Esquerda em velocidade de cruzeiro, direita à procura do norte

Há um ano PSD/CDS ganharam as eleições, mas perderam o governo pouco depois. Costa uniu a esquerda, a direita acabou dividida

O aviso, solene, pertence, no artigo de opinião à esquerda, a um dos dirigentes do PS mais próximos de António Costa: o entendimento entre as esquerdas que apoia o governo do PS tem funcionado genericamente bem; mas a prazo poderá tornar-se "insustentável" se o BE e o PCP insistirem em "empurrar" o PS para "o confronto com as instituições europeias".

Há um ano, na noite de 4 de outubro de 2015, a divulgação dos resultados eleitorais fez pela primeira vez António Costa - o grande derrotado desse dia - assumir a possibilidade de formar governo apoiado naquilo que se tornaria num histórico entendimento à esquerda, envolvendo o PS (a governar) com o BE e o PCP (a apoiarem no Parlamento). Já há muito tempo que o líder socialista teorizava sobre a necessidade de acabar com a teoria do "arco da governabilidade" (a teoria que dizia que só o PS, o PSD e o CDS poderiam governar). Mas nunca como nessa noite se tinha vislumbrado de forma tão notória a tradução concreta que tal ideia poderia ter: um governo de esquerda.

A geometria eleitoral permitia-lhe o sonho: a coligação PSD+CDS vencera as eleições (36,8%). Mas os resultados somados de PS (32,3%), BE (10,2%) e CDU (8,25%) dava--lhes maioria no Parlamento (122 deputados, sete acima da fasquia).

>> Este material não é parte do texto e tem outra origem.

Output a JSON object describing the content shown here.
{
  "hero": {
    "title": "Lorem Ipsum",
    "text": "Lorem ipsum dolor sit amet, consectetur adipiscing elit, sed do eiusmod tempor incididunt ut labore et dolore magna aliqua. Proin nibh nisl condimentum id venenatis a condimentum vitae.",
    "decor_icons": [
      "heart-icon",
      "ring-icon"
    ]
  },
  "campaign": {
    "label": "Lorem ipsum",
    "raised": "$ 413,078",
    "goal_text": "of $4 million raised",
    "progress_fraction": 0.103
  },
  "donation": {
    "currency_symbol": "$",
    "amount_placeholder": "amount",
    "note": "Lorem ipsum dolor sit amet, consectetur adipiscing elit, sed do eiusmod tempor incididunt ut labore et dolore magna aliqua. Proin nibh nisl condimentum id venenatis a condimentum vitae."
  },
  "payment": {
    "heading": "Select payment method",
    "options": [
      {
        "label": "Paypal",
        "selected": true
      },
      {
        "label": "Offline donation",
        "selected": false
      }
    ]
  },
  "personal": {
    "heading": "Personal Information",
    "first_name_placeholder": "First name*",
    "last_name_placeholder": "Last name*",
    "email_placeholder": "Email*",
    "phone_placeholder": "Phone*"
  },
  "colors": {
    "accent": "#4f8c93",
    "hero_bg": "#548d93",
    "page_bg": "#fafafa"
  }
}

E a Europa? Era a Europa - e continua a ser - a grande divisão dentro desta maioria. Os socialistas sempre foram europeístas, os comunistas antieuropeístas e os bloquistas transitaram da primeira posição para a segunda. A forma de contornar o obstáculo foi a única possível: entenderam em não se entender, ficando cada um na sua. O PS aceita para governar os limites impostos pela UE, embora tentando adaptar-lhes aquilo a que chama uma "leitura inteligente"; o PCP e o BE recusam - mas não traduzindo essa recusa em votos no Parlamento quando se trata de deliberar sobre documentos centrais para a governação, como os orçamentos do Estado.

Para o de 2017 nada antecipa dificuldades de aprovação entre os três partidos da esquerda, mesmo estando os objetivos na despesa pública subordinados às imposições do Tratado Orçamental. Até agora o percurso foi-se fazendo sem grandes tropeções - apesar de notoriamente o crescimento económico estar abaixo das iniciais previsões otimistas do PS. Nas sondagens, o PS aparece agora como o partido mais forte, reforçando a maioria de esquerda, e tudo aponta - embora ainda falte um ano - para que as eleições autárquicas não ofereçam dificuldades de maior.

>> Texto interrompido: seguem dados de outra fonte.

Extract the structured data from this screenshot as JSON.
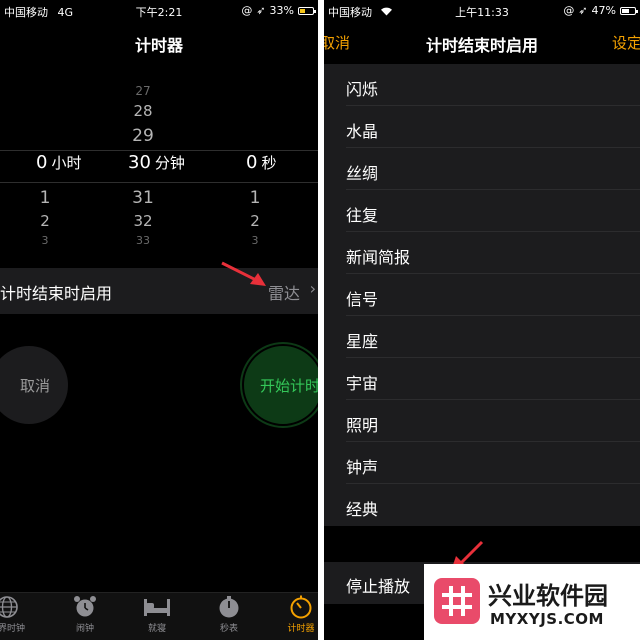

A engenharia de Costa ditou o fim da coligação de direita. Pareceu mais vontade do CDS em separar-se do PSD do que o contrário. Paulo Portas foi o primeiro a perceber que a "geringonça" estava para durar e bateu em retirada da liderança do CDS. Assunção Cristas assumiu o partido e tem tentado distanciar-se tanto do anterior parceiro de coligação como da presidência do antecessor. A candidatura à Câmara de Lisboa é sinal disso mesmo.

O PSD, que costuma ser implacável para os líderes que falham, não o foi para Passos Coelho. A vitória nas legislativas de 2015 ainda falou mais alto no último congresso do partido em Espinho. Passos saiu de lá reforçado, apesar de ter sido alvo de fortes críticas por ter recusado apresentar propostas durante a discussão do Orçamento do Estado para 2016. Este ano, daqui a uns dias, bisa essa decisão. Não deverá apresentar uma única proposta para um Orçamento que diz assentar numa estratégia económica errada.

Passos, que tem percorrido o país durante todo este ano, mantém firme a ideia de que o seu projeto para o país era o certo, aquele que poderia levar ao desenvolvimento económico e ao progresso social. Dizem que lhe falta a palavra de esperança que os portugueses gostam de ouvir e, talvez por isso, nas sondagens começa a acusar o desgaste da governação mais benévola de Costa.